Harry getting tea in Lupin’s office is one of my favorite scenes in the book. Remus wins the not-a-real-award for most perceptive, unpretentious teacher Hogwarts has ever hired. Upon realizing that Harry has been left behind for the Hogsmeade jaunt, he offers Harry a fun way to pass the time without making it all weird, i.e. “Hey, Harry! I notice you’re wandering the castle ALONE—you must be so sad! Come hang out with a cool adult!” He pulls the whole look-at-this-fun-thing-I-just-got card, which helpfully segues into Harry admitting he’s upset about not getting the chance to tackle the boggart. In true teenager form, it never occurs to Harry that Lupin is not in his brain, and therefore could not know what his fear was. So the assumption that his professor thought he couldn’t handle the boggart is… actually pretty dumb, when everyone knows he has faced Voldemort. Of course that would be the most likely possibility in any teacher’s mind.

And then Snape delivers the Wolfsbane Potion, and Harry thinks it’s poison, and even without knowing for sure what Snape’s intentions are everything is hilarious. With Harry’s incredibly unsubtle hints to Remus, and the professor’s seeming cluelessness. (He must be trying so hard not to laugh—there’s no way he could miss what Harry’s suggesting.) I always found Snape’s concern in this scene so telling; you know the potion can’t just be for a cold when he’s giving such careful instructions for its ingestion. Why would he care if Remus Lupin is feeling under the weather? There’s a real fear there, fear of what Remus is and what he’s capable of. We just don’t have the information to recognize that concern for what it is.

Of course, it only irks Snape more that Remus spends his time being as guileless and sweet as possible: “I was just showing Harry my grindylow.” *blinkblink* *bigwerewolfeyes* Yes, god stop it, stop being so pleasant and lovely, YOU WERE THE WORST MARAUDER, DON’T LIE. MAKING EVERYONE THINK YOU WERE SO UNASSUMING AND DARLING.

I always particularly loved the line, “Pity sugar makes it useless,” in regard to the potion. Nothing better communicates how bad it must taste than that.

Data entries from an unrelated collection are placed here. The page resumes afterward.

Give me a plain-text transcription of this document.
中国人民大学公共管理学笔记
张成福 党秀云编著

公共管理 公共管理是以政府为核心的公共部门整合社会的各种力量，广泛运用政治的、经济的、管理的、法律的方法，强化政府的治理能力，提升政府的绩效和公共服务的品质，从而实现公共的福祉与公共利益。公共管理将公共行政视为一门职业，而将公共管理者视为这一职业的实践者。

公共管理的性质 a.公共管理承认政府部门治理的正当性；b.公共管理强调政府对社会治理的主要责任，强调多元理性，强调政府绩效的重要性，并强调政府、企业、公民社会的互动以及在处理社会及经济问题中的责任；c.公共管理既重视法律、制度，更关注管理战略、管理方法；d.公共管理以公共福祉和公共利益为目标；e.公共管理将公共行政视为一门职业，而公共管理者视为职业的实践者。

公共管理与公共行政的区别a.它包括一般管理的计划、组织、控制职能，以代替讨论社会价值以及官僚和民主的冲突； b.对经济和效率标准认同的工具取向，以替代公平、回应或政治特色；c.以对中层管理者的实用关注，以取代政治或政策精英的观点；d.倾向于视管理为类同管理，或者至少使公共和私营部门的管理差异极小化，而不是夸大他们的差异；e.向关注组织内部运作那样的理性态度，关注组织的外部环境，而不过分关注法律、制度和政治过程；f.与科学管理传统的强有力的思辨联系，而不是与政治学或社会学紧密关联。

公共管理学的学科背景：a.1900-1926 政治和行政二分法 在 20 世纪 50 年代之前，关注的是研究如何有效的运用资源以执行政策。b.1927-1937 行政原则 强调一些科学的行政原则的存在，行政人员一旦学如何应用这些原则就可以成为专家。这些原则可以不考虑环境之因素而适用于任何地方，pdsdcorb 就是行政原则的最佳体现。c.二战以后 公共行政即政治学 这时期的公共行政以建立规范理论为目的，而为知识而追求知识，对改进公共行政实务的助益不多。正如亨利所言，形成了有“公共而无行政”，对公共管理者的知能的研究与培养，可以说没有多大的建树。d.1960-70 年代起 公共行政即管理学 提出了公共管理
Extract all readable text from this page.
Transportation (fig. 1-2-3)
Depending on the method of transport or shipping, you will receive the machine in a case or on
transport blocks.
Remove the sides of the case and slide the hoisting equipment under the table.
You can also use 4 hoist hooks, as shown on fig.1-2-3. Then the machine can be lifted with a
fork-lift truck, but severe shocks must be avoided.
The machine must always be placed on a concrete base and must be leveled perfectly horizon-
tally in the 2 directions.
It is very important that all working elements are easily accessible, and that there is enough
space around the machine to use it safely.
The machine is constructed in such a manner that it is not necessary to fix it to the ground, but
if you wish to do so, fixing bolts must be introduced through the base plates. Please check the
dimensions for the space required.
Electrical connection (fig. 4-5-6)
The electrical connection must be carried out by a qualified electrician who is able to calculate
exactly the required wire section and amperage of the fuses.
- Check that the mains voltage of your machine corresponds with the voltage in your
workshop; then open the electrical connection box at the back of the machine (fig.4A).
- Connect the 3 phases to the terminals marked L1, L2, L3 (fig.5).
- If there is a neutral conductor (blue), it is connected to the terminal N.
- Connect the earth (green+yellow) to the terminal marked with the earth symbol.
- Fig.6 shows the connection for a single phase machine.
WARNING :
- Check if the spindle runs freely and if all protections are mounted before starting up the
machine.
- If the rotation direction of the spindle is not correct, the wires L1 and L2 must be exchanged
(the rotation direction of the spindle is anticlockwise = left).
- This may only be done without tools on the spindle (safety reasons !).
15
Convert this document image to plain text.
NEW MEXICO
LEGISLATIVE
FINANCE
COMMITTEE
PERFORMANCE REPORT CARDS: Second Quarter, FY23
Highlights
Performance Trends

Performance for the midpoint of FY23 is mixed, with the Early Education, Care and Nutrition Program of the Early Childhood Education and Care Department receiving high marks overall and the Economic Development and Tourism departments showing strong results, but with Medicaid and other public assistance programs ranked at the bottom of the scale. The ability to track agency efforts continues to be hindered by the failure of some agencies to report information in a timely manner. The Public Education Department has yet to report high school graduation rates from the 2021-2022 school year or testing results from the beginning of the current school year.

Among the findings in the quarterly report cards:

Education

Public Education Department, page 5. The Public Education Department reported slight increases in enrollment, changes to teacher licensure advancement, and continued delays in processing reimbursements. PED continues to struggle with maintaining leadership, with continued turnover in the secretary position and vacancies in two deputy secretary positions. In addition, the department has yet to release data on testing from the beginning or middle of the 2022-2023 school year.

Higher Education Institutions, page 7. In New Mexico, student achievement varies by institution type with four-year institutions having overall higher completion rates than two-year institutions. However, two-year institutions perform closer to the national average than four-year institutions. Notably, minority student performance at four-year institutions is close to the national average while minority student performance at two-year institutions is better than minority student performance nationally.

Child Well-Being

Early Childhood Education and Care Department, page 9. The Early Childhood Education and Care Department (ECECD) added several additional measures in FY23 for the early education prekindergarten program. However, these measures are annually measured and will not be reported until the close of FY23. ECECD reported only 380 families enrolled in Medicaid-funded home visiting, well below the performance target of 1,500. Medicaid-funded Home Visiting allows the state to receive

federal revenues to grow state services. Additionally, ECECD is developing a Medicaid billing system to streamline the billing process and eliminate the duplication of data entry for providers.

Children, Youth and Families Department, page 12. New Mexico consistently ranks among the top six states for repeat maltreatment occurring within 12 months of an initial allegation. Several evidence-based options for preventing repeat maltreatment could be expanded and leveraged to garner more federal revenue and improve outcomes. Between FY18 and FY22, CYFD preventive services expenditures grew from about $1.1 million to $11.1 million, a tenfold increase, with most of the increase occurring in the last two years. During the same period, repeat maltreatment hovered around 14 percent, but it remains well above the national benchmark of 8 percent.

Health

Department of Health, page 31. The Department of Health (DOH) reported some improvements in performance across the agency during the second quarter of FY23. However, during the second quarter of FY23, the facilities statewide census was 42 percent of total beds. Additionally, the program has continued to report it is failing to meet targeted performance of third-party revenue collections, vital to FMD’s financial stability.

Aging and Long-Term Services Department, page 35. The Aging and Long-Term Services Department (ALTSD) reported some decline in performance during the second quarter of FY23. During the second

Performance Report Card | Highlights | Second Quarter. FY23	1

I know it sucks that Harry can’t go to Hogsmeade the first time around, but if my friends returned and dumped a bucket of magic candy in my lap, I think I’d cheer up right quick. The fact that Halloween is one of the biggest holidays in this series—clearly just because they’re magic wizard people—was always a favorite bit for me. I would like to instate Halloween feasts and festivities every year too, in addition to costumes. Come on, Muggle world. We can go bigger.

And then we finish on the loveliest cliffhanger. Peeves is exactly the perfect person to deliver the punch, too—Oops! Butterfingers! Sirius Black in the castle! Gee, how’d that happen?